Noorilim Estate and the surrounding Goulburn River Valley Region have a rich history that includes Aboriginal habitation, squatters, land barons, agriculture, war, commerce and politics. ‘Noorilim' is named after the local Ngurai-illum Aboriginal tribe and supposedly translates to 'many lagoons', as the area was a natural flood plain of the lower Goulburn River prior to the construction of the Goulburn Weir completed in 1891.
The original Noorilim Run included over 44,000 acres of leasehold land controlled initially by Frederick Manton. By the time the mansion was commissioned by William Irving Winter in 1879 this was reduced to approximately 2400 acres of freehold and leasehold land adjoining both sides of the Goulburn river. The estate, including the mansion, has had 11 owners over its long history and has been used as a sheep and cattle station, thoroughbred horse stud, private residence and more recently as a vineyard.

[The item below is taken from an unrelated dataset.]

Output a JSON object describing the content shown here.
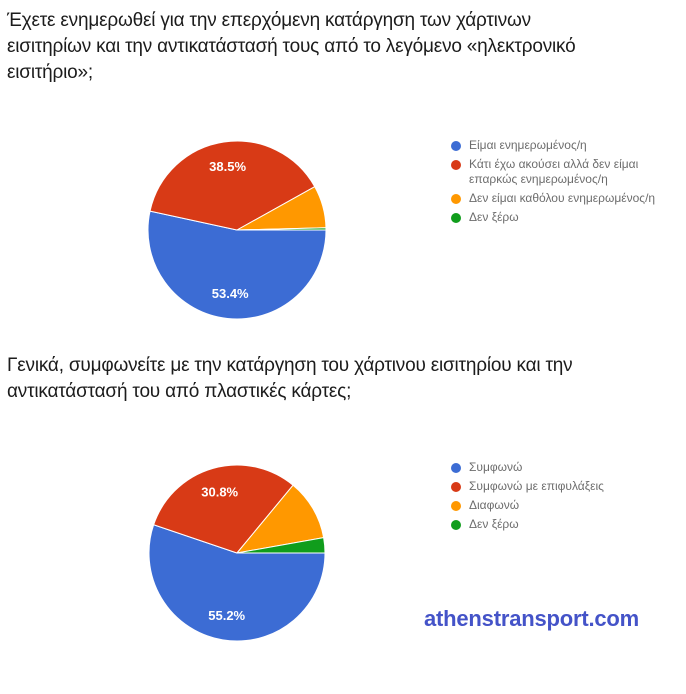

The mansion is constructed in the Victorian Italianate style with attendant tower, a dominant external feature, similar to other impressive buildings of the period including the Victorian Houses of Parliament and Werribee Park. It is perhaps the finest work of architect, James Gall, who also designed Mintaro at Monegeeta and Frognall at Canterbury, both in Victoria.
Noorilim was one of many grand homesteads built by the Winter family who once controlled a quarter of a million acres of pastoral land at the peak of their operations. The others include Dhurringile, a 65-room mansion north of Murchison built in 1877 by William’s older brother James (now run as the Dhurringile Prison), Colbinabbin (privately owned), and Stanhope (now derelict).